NBA Would Make Monumental Mistake Forbidding Players From Playing Internationally

By Brian Neal
2014 USA Basketball Team
Stephen R. Sylvanie-USA TODAY Sports

Following Paul George‘s hair-raising and heart-wrenching injury, many are wondering if there will be backlash from the NBA. Specifically, will the Association start banning players, or perhaps at least star players, from participating in international play, whether it be for Team USA or otherwise?

While an argument could certainly be made that it puts the players at risk for injury, does it really put them at monumentally more risk than they’re already at during a normal offseason?

Basketball players never stop playing basketball. They play and train year-round, and whether it be in a practice facility, a park, an amateur event or international competition, the chance that a player gets hurt before the season even starts is always there.

Is it perhaps slightly heightened when it’s nationally televised against great competition? Sure. I won’t sit here and deny that, but not to the degree that the league would ever have to consider forbidding players from playing in these games. After all, can anyone recall another serious season-ending injury occurring to an NBA player in recent years during international competition? I, for one, cannot.

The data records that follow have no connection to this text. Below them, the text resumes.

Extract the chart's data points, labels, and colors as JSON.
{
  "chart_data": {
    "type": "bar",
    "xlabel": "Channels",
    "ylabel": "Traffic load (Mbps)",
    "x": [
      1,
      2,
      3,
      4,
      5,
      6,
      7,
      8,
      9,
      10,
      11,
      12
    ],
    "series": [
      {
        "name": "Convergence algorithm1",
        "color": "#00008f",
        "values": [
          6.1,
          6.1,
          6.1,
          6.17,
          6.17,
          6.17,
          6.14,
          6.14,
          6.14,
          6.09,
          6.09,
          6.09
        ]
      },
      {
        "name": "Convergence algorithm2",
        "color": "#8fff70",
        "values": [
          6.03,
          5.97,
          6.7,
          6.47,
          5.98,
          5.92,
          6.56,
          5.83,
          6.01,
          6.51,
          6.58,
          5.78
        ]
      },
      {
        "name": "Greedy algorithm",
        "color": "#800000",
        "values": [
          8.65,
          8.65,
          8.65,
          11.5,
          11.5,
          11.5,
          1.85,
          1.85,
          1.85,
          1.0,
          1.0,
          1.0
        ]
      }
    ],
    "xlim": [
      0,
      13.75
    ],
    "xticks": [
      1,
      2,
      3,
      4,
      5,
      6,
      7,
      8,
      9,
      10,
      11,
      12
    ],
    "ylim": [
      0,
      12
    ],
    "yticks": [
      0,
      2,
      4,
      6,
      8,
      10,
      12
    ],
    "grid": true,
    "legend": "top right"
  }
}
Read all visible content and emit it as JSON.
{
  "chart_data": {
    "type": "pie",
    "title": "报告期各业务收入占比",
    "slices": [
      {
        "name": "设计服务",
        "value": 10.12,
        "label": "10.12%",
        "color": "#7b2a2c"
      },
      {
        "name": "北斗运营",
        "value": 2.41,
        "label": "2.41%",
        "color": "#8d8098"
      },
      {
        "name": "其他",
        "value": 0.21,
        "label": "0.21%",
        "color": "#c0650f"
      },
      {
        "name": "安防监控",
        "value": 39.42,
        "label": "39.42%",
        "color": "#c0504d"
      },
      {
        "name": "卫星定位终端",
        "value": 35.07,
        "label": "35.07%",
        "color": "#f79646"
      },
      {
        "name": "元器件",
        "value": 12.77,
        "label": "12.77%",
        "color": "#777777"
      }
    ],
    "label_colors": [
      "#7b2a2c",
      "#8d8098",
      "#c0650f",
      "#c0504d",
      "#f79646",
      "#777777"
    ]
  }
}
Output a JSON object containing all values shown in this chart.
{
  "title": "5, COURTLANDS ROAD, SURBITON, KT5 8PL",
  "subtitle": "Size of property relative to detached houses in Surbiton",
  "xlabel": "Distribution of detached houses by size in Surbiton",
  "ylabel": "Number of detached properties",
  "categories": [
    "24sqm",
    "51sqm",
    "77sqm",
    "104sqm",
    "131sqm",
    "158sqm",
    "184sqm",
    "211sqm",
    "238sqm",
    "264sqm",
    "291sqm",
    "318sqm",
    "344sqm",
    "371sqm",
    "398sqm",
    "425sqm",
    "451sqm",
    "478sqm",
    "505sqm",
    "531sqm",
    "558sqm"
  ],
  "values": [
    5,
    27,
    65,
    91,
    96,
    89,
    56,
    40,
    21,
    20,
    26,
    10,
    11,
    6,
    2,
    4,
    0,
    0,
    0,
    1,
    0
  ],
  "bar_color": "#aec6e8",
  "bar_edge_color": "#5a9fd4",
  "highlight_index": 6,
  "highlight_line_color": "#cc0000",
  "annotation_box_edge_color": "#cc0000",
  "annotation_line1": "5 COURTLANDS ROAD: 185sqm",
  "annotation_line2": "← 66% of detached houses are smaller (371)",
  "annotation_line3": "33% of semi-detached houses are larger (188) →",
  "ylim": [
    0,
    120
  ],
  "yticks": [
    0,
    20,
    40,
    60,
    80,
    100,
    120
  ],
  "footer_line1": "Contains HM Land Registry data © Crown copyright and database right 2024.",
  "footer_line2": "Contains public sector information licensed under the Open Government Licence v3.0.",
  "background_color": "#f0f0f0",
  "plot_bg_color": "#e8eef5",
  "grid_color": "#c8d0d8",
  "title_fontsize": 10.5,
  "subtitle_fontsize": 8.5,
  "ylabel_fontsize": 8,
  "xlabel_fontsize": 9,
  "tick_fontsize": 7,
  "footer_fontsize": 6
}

Now, I could see a scenario where players themselves start to take into consideration the pros and cons of competing during the summer. Of course, they want to represent their country in most cases and it’s a wonderful honor to play in the FIBA World Cup or Olympics. But that choice should always and forever remain theirs.

Let us not forget, George’s injury wasn’t some normal injury. It wasn’t as if he tore his ACL or had some other unfortunate mistiming that happened because of a wrong twist or something that could be blamed on too much wear and tear. If anything is to blame for the injury, it should be the fact that the hoop stanchion was not a safe distance away from play, whereas it would’ve been on any college, NBA or official international court. That court was not set up properly and ESPN even noted during their post-game broadcast of the Blue-White matchup that this is an issue with this specific court in Las Vegas, as it doesn’t meet the specs that other professional or collegiate courts do.

Any backlash from the league or USA basketball should only be that they must always play on courts that are up set up correctly to ensure that nothing like this can ever happen again. As tragic as this incident was, it was a freak injury if there ever was one — even more so than Kevin Ware‘s a couple years ago — and it’s likely to never happen again in this fashion.

So, any type of rulings or demands, if any, other than making sure the courts are set up safely from now on, will have been a massive overreaction.

Players have the right to choose for themselves, and playing for one’s country is important, especially for other countries where they don’t get to see their best players from the NBA every year. Team USA deserves to be represented by its country’s best in every competition, whether it be the FIBA World Cup or Olympics.

It can’t be stated enough how awful and sad George’s injury is, but it’s no reason to stop Team USA from having NBA players. It’s simply a matter of making sure the conditions are safe in every aspect when they take the court.